Concerns still persist
Group 1
Galway Monaghan broke near enough even with Monaghan in terms of primary possession and kickouts won, but the perception to the naked eye was that Niall Kearns and Darren Hughes dominated David Moran and Jack Barry, the latter of whom appears to be suffering a worrying dip in form.
Over the last two Super 8 games Geaney and James O’Donoghue have been indifferent, while Peter Crowley and Stephen O’Brien haven’t produced the sort of performances we know they’re capable of.
Is it down to individual players in a trough of poor form - and if so should some of them be dropped for the Kildare game - or is management not doing enough to get a better collective performance from the team.
At 5.35pm last Sunday David Clifford cashed in the greatest ‘get out of jail free’ card a Kerry team has played in a long time, and time will tell if they’ve used up all their luck now for the season.

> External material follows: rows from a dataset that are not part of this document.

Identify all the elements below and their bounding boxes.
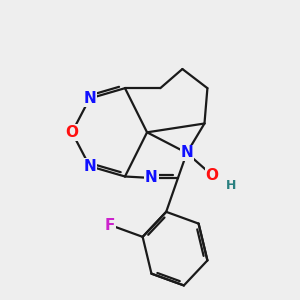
Text: N: N [83, 159, 96, 174]
Text: O: O [65, 125, 79, 140]
Text: O: O [205, 167, 218, 182]
Text: N: N [145, 170, 158, 185]
Text: F: F [105, 218, 116, 232]
Text: N: N [180, 146, 193, 160]
Text: N: N [83, 91, 96, 106]
Text: H: H [226, 179, 236, 192]
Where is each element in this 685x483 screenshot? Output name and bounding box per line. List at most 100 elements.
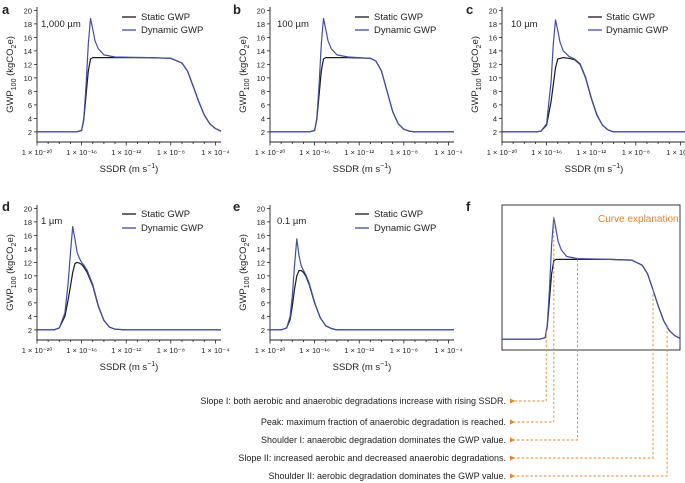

On the other hand the optimist might see shades of 2009 when Kerry spluttered their way through the Qualifiers (remember Diarmuid Murphy’s penalty save against Sligo) before Kerry unleashed hell on Dublin’s ‘startled earwigs’ and then going on to win the All-Ireland that September. Or 2014 and the Donaghy-O’Donoghue goal against Mayo in Croke Park that sent everyone to Limerick for the replay and then back to Croke Park to finish the job against Donegal.

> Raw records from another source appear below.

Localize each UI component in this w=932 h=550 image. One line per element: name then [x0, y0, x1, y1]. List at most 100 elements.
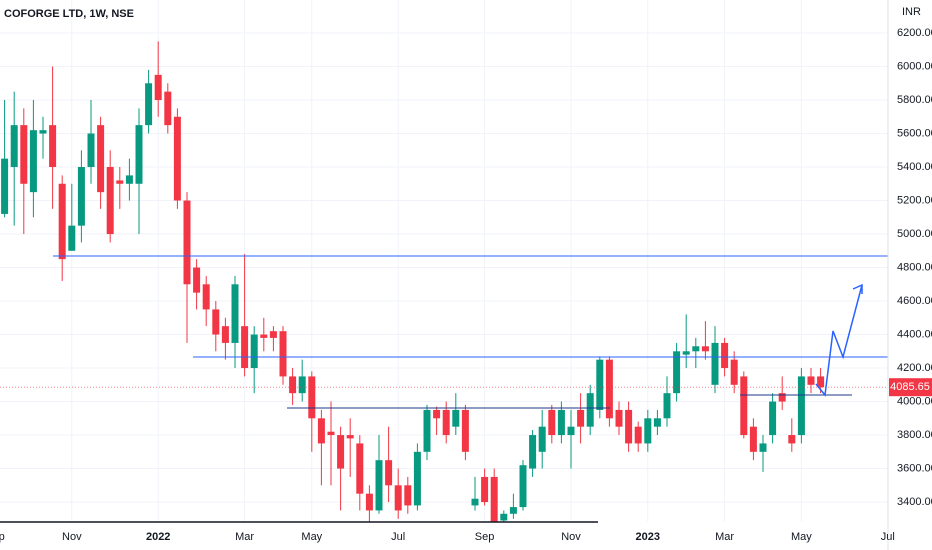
x-tick-label: Jul — [881, 531, 895, 543]
candle-body — [538, 426, 546, 452]
candle-body — [269, 331, 277, 338]
candle-body — [701, 346, 709, 352]
candle-body — [289, 376, 297, 394]
y-tick-label: 4600.00 — [897, 295, 932, 307]
candle-body — [241, 326, 249, 369]
candle-body — [797, 376, 805, 436]
x-tick-label: Nov — [62, 531, 82, 543]
candle-body — [173, 116, 181, 201]
candle-body — [778, 393, 786, 402]
candle-body — [557, 409, 565, 436]
candle-body — [740, 376, 748, 436]
y-tick-label: 6000.00 — [897, 60, 932, 72]
y-tick-label: 5400.00 — [897, 161, 932, 173]
candle-body — [279, 331, 287, 377]
candle-body — [615, 409, 623, 427]
candle-body — [490, 476, 498, 523]
candle-body — [423, 409, 431, 452]
candle-body — [10, 125, 18, 168]
candle-body — [317, 418, 325, 444]
y-tick-label: 5600.00 — [897, 127, 932, 139]
last-price-box — [889, 378, 932, 397]
candle-body — [327, 431, 335, 436]
x-tick-label: Jul — [391, 531, 405, 543]
candle-body — [442, 409, 450, 436]
x-tick-label: May — [301, 531, 322, 543]
candle-body — [730, 359, 738, 385]
y-tick-label: 4200.00 — [897, 362, 932, 374]
last-price-label: 4085.65 — [890, 381, 930, 393]
drawings — [0, 255, 888, 523]
candle-body — [1, 158, 9, 214]
candle-body — [116, 180, 124, 184]
candle-body — [586, 393, 594, 427]
y-tick-label: 3800.00 — [897, 429, 932, 441]
y-tick-label: 5000.00 — [897, 228, 932, 240]
candle-body — [97, 125, 105, 193]
candle-body — [337, 435, 345, 469]
candle-body — [135, 125, 143, 184]
candle-body — [481, 476, 489, 503]
candle-body — [807, 376, 815, 385]
candle-body — [759, 443, 767, 452]
candle-body — [154, 74, 162, 101]
candle-body — [749, 426, 757, 452]
candle-body — [77, 167, 85, 226]
candle-body — [529, 435, 537, 469]
candle-body — [308, 376, 316, 419]
candle-body — [625, 409, 633, 444]
candle-body — [164, 91, 172, 126]
x-tick-label: 2022 — [146, 531, 170, 543]
candle-body — [433, 409, 441, 419]
y-tick-label: 3400.00 — [897, 496, 932, 508]
candle-body — [634, 426, 642, 444]
candle-body — [817, 376, 825, 388]
candle-body — [519, 465, 527, 508]
candle-body — [721, 342, 729, 369]
x-tick-label: May — [791, 531, 812, 543]
candle-body — [769, 401, 777, 436]
candle-body — [673, 351, 681, 394]
candle-body — [682, 351, 690, 355]
candle-body — [125, 175, 133, 184]
candle-body — [193, 267, 201, 293]
candle-body — [346, 435, 354, 439]
candle-body — [596, 359, 604, 410]
candle-body — [375, 460, 383, 511]
candle-body — [394, 485, 402, 511]
candle-body — [788, 435, 796, 444]
candle-body — [221, 326, 229, 343]
candle-body — [260, 334, 268, 338]
candle-body — [298, 376, 306, 394]
candle-body — [68, 225, 76, 251]
candle-body — [202, 284, 210, 310]
candles — [1, 41, 825, 523]
candle-body — [413, 451, 421, 506]
candle-body — [509, 507, 517, 514]
candle-body — [692, 346, 700, 352]
candle-body — [212, 309, 220, 335]
candle-body — [250, 334, 258, 369]
candle-body — [567, 426, 575, 436]
y-tick-label: 5200.00 — [897, 194, 932, 206]
x-tick-label: Mar — [715, 531, 734, 543]
candle-body — [577, 409, 585, 427]
candle-body — [404, 485, 412, 506]
x-tick-label: Nov — [561, 531, 581, 543]
y-tick-label: 3600.00 — [897, 462, 932, 474]
x-tick-label: Mar — [235, 531, 254, 543]
candle-body — [106, 167, 114, 235]
y-tick-label: 5800.00 — [897, 94, 932, 106]
candle-body — [385, 460, 393, 486]
candle-body — [663, 393, 671, 419]
arrow-head — [852, 283, 863, 294]
x-tick-label: 2023 — [636, 531, 660, 543]
candle-body — [605, 359, 613, 419]
x-tick-label: Sep — [0, 531, 5, 543]
x-tick-label: Sep — [475, 531, 495, 543]
candle-body — [548, 409, 556, 436]
y-tick-label: 6200.00 — [897, 27, 932, 39]
candle-body — [145, 83, 153, 126]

Eamonn Fitzmaurice said after Sunday’s result that even as the added on minutes ebbed away that he still believed. He said he trusted his players and felt there was always a chance of a goal as long as the clock was ticking.

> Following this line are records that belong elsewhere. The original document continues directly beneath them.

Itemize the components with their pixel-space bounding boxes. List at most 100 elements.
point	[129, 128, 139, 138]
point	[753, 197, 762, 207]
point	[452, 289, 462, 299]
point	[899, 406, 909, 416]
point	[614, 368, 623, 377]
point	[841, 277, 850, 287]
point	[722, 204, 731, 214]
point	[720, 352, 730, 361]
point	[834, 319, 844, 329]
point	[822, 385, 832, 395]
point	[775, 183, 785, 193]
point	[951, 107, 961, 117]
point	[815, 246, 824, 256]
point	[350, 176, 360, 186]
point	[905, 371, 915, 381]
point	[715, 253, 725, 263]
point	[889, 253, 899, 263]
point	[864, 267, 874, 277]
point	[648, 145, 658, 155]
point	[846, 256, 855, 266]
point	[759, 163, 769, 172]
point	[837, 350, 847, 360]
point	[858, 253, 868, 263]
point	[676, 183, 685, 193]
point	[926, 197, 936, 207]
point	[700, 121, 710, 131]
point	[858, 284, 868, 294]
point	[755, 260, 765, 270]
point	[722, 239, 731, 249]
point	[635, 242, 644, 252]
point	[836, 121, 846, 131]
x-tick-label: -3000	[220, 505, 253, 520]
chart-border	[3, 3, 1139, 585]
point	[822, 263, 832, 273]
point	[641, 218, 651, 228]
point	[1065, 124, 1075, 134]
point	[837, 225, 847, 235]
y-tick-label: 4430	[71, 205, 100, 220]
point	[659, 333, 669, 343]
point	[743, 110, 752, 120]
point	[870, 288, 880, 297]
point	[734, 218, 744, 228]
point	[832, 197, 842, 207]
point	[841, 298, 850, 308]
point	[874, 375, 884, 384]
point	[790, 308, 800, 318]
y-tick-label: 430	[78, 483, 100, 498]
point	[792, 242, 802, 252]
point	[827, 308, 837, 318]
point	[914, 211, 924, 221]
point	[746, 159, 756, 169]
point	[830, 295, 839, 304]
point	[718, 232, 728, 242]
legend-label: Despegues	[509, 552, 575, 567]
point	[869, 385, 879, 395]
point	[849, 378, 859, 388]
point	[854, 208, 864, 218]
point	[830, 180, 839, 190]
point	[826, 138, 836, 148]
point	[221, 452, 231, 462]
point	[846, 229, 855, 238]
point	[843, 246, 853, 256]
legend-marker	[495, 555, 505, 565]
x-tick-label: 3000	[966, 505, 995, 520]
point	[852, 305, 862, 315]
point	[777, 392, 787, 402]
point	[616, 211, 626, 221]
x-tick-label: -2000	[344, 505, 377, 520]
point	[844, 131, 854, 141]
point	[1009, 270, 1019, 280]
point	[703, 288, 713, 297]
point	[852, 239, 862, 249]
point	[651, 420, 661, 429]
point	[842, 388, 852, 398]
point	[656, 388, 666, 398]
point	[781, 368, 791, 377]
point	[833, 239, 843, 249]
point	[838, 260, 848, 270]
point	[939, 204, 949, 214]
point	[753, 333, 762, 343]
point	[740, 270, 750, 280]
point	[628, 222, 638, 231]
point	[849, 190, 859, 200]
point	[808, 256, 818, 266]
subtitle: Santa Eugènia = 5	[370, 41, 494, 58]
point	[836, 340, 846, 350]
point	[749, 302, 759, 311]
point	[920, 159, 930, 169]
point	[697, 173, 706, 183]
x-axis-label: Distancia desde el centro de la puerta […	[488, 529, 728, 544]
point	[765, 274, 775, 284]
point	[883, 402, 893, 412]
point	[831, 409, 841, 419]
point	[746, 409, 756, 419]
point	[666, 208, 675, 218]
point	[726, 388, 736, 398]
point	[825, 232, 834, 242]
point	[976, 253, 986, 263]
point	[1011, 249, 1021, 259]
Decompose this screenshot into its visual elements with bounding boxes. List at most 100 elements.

We’re not so sure. To be in Clones last Sunday and to witness those last two or three minutes was to witness pure desperation on the Kerry players’ part, and sheer terror on the Kerry management’s faces as the realisation was dawning that careers and positions were mere seconds from ending in ignominy in a south Ulster market town.
Cooler heads and a clearer plan will be the minimum requirement if this Kerry team is to have notions beating Dublin in a semi-final.
That is, of course, if Monaghan oblige again to get Kerry there.